The Visual Studio Code Dev Containers extension lets you use a container as a full-featured development environment. It allows you to open any folder inside (or mounted into) a container and take advantage of Visual Studio Code's full feature set.
-
Docker installed locally.
-
VS Code Dev Containers Extension.
Name: Dev Containers Id: ms-vscode-remote.remote-containers Description: Open any folder or repository inside a Docker container and take advantage of Visual Studio Code's full feature set. Version: 0.347.0 Publisher: Microsoft VS Marketplace Link: https://marketplace.visualstudio.com/items?itemName=ms-vscode-remote.remote-containers
For more, please refer to: System Requirements
If you meet the requirements, you can get started by just opening this project in VS Code, and selecting Open in Dev Container.
If the message above doesn't appear, you can press: ctrl + shift + p in your keyboard and type: dev container.
Select: Open in Dev Container.
This should display a status bar like example below:
After the container starts successfully, you are ready to use and add features to the code.
Open the terminal and run the following commands:
-
Create virtual environment
python -m venv .venv
-
Activate virtual environment
-
For Windows:
.venv/Scripts/activate
-
For Mac/Linux:
source .venv/bin/activate
-
-
Install dependencies
python -m pip install -r .devcontainer/requirements.txt
After the dependencies install successfully, you are ready to use and add features to the code.
-
Hugging Face account.
Can be created here.
-
Hugging Face API Token.
Can be requested here.
-
Request access to Meta's Llama v2 models
Can be requested here.
📝 NOTE: A Hugging Face Token is need to access gated models like
Llama v2and to authenticate with the Hugging Face CLI.
To download a model from Hugging Face, run the notebook Model Downloader.

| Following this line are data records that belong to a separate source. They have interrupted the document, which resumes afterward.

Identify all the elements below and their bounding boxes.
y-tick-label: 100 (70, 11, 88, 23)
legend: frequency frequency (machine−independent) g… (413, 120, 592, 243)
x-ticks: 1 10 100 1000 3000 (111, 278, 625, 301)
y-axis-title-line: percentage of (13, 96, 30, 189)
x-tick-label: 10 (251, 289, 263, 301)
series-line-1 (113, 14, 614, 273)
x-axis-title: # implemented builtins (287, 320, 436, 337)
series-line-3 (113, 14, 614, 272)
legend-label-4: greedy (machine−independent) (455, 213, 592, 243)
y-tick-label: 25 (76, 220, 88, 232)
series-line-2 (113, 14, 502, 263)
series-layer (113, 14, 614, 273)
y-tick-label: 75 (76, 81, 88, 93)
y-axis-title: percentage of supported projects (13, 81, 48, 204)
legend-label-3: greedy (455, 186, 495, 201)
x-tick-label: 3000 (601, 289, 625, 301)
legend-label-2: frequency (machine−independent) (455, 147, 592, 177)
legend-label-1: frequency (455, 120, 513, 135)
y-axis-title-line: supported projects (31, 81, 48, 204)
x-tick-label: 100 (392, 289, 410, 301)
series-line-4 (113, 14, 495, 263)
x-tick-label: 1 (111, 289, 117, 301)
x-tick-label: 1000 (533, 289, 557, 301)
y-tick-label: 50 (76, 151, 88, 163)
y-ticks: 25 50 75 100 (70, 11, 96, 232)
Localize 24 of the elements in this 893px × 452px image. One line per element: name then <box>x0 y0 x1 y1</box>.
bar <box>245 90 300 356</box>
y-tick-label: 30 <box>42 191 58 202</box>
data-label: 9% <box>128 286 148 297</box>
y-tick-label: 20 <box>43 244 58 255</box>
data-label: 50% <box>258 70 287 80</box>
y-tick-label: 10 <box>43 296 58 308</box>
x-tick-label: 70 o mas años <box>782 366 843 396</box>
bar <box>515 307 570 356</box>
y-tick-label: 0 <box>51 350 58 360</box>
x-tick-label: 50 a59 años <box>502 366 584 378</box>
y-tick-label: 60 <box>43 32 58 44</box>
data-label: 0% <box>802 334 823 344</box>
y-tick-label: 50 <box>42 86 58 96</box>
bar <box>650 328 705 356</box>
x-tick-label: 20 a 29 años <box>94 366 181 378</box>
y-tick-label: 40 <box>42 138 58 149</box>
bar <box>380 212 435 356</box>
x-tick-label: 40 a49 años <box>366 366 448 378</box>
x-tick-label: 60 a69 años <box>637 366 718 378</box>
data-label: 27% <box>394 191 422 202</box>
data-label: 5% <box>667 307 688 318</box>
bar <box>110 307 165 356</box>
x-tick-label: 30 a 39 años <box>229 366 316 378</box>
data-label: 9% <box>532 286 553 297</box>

The output of this notebook should the desired Hugging Face model inside the models directory.
To convert the download Llama model from step above, run the notebook GGUF Converter.
This cell is responsible of converting the model to a GGUF compatible format.
The remaining part of the notebook will quantize the model (to reduce memory foot print - but may cause response quality degradation) and upload to Hugging Face.